Diversi i calabresi a bordo della nave affondata vicino all’Isola del Giglio. Tra questi il nostro concittadino e amico Walter Cosentini, che nei momenti successivi all'urto della nave contro uno scoglio, nel mare dell'Isola del Giglio, ha telefonato al fratello, Luigi: «Stiamo affondando».
Sembrava uno scherzo, invece era il drammatico racconto in diretta di un viaggio di piacere che si stava trasformando in tragedia. Sulla Costa Concordia, Walter era salito a bordo insieme alla moglie Christina Rende e ai figli Antonio e Chiara, per una breve vacanza. Per fortuna per la famiglia Cosentini tutto si è concluso per il meglio, ma è stata una notte indimenticabile.
La telefonata a Luigi è arrivata poco prima dell'una. Walter ha telefonato a Luigi raccontando che al momento del boato e del buio loro erano a teatro. Walter, Christina e i piccoli stavano assistendo all'esibizione di alcuni artisti, ma all'improvviso hanno avvertito un botto; poi le luci si sono spente, la moquette del teatro completamente inzuppata d'acqua e ovunque la gente in fuga. La famiglia ha avuto il tempo di correre verso il punto di ritrovo, ma sulla prima scialuppa sulla quale erano riusciti a salire - sempre secondo quanto ha raccontato il fratello Luigi - si era rotta una cima, rendendo necessario trasferirsi di nuovo sulla nave che stava affondando. Ancora paura e urla, ma Walter ha tenuto i nervi saldi per tutti, ha afferrato la figlioletta più piccola tenendola salda sul busto, si è preso cura della moglie e dell'altro figlio ed è finalmente riuscito a salire su un'altra scialuppa assieme ad altri 400 naufraghi. Hanno capito di essere in salvo solo alle 4.30 del mattino quando, finalmente, hanno toccato terra a bordo del loro mezzo di salvataggio.

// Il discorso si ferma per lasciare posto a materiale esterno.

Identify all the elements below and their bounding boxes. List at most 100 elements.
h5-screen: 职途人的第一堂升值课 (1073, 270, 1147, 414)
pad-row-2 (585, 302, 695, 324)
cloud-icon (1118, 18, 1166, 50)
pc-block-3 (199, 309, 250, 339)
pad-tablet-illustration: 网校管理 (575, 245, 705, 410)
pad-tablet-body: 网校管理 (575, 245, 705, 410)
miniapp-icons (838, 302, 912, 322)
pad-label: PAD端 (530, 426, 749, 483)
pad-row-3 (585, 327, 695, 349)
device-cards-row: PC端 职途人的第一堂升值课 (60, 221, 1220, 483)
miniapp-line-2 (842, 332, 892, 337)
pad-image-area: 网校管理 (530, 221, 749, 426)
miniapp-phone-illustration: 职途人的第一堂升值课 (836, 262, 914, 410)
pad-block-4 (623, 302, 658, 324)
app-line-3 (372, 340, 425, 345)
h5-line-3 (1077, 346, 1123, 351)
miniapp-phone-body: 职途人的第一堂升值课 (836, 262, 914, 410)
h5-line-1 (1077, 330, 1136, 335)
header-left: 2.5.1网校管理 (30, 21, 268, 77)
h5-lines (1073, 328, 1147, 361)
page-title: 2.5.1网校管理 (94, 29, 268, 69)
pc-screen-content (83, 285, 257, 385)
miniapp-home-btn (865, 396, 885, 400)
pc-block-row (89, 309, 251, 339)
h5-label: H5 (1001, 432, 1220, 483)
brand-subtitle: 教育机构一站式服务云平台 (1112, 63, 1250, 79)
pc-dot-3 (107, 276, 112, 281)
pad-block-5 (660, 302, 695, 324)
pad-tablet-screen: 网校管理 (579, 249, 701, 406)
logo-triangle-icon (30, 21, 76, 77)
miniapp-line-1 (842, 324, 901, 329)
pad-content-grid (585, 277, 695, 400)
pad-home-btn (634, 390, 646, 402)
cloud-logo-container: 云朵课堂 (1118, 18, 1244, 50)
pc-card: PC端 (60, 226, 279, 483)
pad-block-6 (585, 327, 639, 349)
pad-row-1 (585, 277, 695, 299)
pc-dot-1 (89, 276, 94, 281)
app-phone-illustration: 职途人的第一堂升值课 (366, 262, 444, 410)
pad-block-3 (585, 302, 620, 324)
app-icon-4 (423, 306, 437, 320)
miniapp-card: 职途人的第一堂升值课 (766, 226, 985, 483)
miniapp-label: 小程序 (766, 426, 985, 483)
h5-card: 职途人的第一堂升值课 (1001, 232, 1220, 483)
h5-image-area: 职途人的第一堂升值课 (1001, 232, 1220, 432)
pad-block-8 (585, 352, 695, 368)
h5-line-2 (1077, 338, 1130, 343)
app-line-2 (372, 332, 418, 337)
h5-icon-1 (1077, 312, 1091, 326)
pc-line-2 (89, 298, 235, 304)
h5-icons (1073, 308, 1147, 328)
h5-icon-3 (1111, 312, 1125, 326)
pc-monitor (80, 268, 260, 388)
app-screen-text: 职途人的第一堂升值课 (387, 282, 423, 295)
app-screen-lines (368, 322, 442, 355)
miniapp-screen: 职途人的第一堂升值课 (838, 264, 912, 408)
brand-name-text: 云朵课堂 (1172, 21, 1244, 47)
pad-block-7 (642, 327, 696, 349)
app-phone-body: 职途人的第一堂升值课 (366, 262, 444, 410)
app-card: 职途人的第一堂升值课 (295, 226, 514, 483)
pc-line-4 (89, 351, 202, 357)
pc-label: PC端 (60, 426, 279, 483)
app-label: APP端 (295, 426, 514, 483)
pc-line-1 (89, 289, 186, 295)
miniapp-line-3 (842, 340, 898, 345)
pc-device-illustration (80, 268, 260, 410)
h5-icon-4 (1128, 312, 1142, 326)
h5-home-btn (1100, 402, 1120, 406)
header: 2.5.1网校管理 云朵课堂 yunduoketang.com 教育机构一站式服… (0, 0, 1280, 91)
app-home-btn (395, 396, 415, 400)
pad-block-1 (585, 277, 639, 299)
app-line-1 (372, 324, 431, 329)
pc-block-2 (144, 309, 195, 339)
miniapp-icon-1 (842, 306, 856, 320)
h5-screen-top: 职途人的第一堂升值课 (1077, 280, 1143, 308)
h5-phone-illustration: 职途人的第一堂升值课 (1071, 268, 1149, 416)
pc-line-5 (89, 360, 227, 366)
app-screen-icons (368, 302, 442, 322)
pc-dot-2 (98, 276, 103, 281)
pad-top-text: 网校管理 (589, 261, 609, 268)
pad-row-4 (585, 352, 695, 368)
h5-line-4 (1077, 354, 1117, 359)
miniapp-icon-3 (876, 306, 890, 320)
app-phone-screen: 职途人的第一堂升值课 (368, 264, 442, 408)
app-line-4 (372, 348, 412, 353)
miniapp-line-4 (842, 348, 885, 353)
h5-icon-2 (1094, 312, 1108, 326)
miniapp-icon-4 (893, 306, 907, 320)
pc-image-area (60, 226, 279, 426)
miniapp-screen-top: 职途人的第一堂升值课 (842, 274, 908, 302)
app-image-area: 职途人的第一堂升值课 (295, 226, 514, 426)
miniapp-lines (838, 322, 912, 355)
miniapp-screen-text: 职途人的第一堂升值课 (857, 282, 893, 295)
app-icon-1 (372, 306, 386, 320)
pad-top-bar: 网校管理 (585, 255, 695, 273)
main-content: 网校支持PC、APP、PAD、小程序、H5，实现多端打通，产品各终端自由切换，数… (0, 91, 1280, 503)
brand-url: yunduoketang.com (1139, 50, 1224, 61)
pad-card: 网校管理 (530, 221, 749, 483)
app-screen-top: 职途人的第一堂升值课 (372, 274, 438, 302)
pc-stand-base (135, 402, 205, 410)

In mare, l'enorme carcassa della lussuosa Costa Concordia, semiaffondata. La famiglia di Walter è stata ospitata per tutta la giornata all'Hilton Garden di Fiumicino, in attesa di un volo che li ha riportati a Lamezia Terme, penultima tappa prima del definitivo ritorno a casa.
”Come ho vissuto quei momenti? Da subito – aggiunge – mi sono reso conto che si stava rivivendo la vicenda del Titanic: stesso panico, stessa disperazione, stessi problemi soprattutto con le scialuppe. Ho dovuto legare mia figlia alla cinghia per evitare di perderla di vista mentre mia moglie e’ rimasta con l’altro mio figlio. Ci siamo persi di vista per qualche minuto nel caos delle scialuppe ed e’ stato drammatico. In quel buio non ci eravamo nemmeno resi conto di essere cosi’ vicini alla costa e arrivare a terra e’ stato molto complicato”. ‘‘Una cosa pero’ – aggiunge Walter non trattenendo l’emozione – la voglio dire: non dimenticheremo la solidarieta’ degli abitanti dell’Isola del Giglio. C’erano tutti e cinquecento i residenti quella sera ad accoglierci. Hanno anche aperto la chiesa. Prima di andare via, come segno di riconoscenza, per tutti ho baciato una signora, cosi’ a caso. Grazie”.
Così Francesca Acciardi, la mamma di Walter: "E' stato un miracolo. Mio figlio, la moglie ed i suoi figli sono vivi per un puro miracolo".